The A380 is popular with passengers, but airlines have abandoned it. Since so many are in storage, your opportunity to fly in one is limited. The Airbus A380 was developed at the cost of $25 billion and is the largest mass-produced civil airliner in history, with a capacity of up to 853 people.
The first A380 was delivered to Singapore Airlines in 2007, and since then, about 250 A380s have gone off the assembly line in Toulouse. It’s been over three years since Airbus announced that the plane would be discontinued.
“It’s a painful decision,” Airbus CEO Tom Enders said in February 2019. “We’ve invested a lot of effort, a lot of resources, and a lot of sweat into this aircraft.”

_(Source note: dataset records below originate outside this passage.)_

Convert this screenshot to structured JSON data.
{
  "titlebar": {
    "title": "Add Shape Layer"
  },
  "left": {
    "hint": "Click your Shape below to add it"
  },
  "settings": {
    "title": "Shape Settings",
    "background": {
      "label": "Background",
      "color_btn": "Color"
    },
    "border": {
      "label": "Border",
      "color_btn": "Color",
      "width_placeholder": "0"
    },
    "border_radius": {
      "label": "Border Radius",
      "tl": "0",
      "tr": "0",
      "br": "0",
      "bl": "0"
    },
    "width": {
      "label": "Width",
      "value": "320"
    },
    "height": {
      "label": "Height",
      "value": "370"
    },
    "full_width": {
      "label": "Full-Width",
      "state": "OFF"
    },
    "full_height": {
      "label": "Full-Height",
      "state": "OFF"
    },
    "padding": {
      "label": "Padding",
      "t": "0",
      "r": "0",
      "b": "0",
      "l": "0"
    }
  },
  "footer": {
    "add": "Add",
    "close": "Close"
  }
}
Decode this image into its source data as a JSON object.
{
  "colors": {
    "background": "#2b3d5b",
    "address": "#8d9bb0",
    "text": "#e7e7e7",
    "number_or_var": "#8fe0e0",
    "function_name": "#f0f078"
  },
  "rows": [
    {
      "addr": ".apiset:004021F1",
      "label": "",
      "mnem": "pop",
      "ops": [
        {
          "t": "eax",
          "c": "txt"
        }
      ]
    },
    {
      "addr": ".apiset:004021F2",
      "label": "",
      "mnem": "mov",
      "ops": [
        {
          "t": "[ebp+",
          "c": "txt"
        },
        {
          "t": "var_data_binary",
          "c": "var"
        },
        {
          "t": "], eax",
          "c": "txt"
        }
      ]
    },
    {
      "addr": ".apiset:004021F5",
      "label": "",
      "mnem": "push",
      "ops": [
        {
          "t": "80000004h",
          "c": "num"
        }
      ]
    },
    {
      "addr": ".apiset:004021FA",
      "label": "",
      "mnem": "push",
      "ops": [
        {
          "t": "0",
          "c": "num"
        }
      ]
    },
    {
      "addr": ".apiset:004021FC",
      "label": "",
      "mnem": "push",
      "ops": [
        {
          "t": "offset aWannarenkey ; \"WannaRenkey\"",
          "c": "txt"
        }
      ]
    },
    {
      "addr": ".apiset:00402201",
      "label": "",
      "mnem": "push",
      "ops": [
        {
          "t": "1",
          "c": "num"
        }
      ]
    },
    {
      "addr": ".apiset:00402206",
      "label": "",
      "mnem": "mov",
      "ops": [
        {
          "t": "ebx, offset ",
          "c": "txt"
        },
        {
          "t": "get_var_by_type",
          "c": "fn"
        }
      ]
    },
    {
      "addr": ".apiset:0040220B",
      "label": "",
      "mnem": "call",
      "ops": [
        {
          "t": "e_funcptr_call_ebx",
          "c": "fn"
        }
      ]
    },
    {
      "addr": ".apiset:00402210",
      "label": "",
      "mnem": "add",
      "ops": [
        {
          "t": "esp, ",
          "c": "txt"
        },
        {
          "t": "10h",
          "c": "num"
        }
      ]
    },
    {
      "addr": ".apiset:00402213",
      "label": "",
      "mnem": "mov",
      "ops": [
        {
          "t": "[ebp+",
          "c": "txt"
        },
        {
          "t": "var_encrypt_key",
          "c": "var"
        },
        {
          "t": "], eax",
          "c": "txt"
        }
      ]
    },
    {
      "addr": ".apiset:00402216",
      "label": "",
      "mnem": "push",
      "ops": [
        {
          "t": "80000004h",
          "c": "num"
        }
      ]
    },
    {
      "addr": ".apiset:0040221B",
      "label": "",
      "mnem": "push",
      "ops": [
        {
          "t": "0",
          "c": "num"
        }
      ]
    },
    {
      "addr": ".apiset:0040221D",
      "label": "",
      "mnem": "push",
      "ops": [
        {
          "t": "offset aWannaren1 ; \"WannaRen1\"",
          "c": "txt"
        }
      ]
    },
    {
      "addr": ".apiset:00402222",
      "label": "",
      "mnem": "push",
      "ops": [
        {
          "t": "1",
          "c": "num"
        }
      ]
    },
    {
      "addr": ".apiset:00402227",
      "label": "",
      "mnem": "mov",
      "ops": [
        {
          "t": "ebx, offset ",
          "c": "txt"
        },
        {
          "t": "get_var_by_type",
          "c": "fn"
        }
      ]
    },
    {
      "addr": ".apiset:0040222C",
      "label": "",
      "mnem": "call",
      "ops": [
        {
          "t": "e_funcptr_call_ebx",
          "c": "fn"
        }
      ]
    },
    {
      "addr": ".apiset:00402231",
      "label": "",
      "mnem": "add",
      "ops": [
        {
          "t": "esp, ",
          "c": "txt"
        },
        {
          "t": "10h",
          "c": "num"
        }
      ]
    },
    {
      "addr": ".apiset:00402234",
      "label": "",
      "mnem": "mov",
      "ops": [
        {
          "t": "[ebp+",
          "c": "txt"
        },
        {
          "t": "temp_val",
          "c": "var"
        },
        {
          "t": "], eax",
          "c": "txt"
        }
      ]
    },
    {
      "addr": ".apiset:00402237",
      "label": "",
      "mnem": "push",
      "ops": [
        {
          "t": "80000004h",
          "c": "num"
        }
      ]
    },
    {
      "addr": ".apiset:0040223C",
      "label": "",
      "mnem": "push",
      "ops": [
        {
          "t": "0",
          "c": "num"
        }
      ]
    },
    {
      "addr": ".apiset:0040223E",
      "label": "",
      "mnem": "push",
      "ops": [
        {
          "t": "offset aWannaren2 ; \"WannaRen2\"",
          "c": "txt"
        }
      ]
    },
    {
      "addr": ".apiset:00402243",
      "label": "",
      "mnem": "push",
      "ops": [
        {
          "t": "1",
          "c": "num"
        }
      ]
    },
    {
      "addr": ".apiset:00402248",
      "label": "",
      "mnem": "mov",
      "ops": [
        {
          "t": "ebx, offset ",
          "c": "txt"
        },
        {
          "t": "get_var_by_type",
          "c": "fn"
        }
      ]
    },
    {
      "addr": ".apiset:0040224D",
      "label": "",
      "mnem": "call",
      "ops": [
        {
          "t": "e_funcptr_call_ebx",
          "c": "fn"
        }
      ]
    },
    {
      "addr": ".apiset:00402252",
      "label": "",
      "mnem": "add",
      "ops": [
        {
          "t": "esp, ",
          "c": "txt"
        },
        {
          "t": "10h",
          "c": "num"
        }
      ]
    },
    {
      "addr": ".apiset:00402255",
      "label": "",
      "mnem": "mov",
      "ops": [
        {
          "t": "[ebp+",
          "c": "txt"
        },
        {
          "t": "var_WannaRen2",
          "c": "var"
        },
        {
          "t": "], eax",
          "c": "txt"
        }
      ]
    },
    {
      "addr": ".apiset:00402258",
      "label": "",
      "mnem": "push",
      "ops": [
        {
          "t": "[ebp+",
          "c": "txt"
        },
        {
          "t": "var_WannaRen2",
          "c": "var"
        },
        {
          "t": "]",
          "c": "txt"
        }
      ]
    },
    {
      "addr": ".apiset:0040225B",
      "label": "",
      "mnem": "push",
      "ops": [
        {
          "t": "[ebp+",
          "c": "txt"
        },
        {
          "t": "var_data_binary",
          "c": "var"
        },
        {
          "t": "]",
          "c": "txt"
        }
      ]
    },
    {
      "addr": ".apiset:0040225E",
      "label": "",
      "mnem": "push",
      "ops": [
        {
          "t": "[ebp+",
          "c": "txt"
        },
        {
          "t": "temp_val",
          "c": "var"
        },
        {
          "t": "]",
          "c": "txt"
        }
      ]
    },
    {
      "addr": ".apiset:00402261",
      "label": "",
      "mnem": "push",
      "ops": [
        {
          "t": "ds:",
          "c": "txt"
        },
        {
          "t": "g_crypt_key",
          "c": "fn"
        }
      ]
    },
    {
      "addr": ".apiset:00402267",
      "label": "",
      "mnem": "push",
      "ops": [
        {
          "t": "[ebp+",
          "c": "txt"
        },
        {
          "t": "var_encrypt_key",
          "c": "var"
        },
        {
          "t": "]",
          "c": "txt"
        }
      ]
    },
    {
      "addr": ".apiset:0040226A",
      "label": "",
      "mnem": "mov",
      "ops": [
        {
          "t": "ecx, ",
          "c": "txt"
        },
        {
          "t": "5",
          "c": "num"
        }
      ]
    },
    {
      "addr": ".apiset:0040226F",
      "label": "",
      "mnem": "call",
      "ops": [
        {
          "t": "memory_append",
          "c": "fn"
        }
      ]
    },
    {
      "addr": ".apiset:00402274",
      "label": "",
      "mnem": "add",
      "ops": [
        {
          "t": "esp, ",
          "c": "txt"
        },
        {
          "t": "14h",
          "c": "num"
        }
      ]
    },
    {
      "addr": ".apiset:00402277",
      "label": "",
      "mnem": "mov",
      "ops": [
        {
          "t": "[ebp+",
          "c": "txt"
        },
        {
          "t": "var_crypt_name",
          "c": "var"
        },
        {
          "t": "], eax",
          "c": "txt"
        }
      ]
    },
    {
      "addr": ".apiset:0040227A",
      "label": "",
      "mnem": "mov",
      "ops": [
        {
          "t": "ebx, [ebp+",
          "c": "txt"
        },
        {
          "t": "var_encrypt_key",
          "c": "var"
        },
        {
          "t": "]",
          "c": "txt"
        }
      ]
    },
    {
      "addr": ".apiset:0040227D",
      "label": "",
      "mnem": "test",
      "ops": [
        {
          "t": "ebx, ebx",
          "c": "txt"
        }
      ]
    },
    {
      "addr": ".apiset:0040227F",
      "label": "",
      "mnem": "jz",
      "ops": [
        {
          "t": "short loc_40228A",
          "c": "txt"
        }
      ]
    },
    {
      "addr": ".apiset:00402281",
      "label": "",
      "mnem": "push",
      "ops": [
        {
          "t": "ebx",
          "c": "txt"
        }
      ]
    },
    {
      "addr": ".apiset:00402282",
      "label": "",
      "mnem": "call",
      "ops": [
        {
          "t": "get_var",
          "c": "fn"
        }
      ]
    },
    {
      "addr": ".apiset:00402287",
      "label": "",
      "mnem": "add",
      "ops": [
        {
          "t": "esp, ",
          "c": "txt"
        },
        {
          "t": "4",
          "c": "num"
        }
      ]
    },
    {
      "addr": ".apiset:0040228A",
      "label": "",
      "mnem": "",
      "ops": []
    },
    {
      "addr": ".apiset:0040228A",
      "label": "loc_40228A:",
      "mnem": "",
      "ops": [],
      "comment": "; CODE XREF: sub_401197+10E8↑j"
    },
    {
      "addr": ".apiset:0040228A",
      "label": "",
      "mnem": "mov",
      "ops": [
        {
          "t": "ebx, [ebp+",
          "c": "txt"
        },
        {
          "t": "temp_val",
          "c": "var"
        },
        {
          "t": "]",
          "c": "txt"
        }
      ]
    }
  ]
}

Airbus misjudged the demand of airlines for the superjumbo. It had delivered only 234 craft by the time the 2019 announcement was made, less than half of the 600 it had expected when the double-decker was announced.
Airlines’ focus had switched to lighter, more fuel-efficient aircraft, and the pandemic delayed their demise even further. As a result, airlines such as Lufthansa, Qantas, and Air France grounded their superjumbos last year at times when demand for air travel was so low that many planes were flying near empty.
However, as aviation has begun its sluggish recovery, airlines such as Singapore Airlines and British Airways have returned their superjumbos to service, implying that A380s will continue to fly in our skies for a while.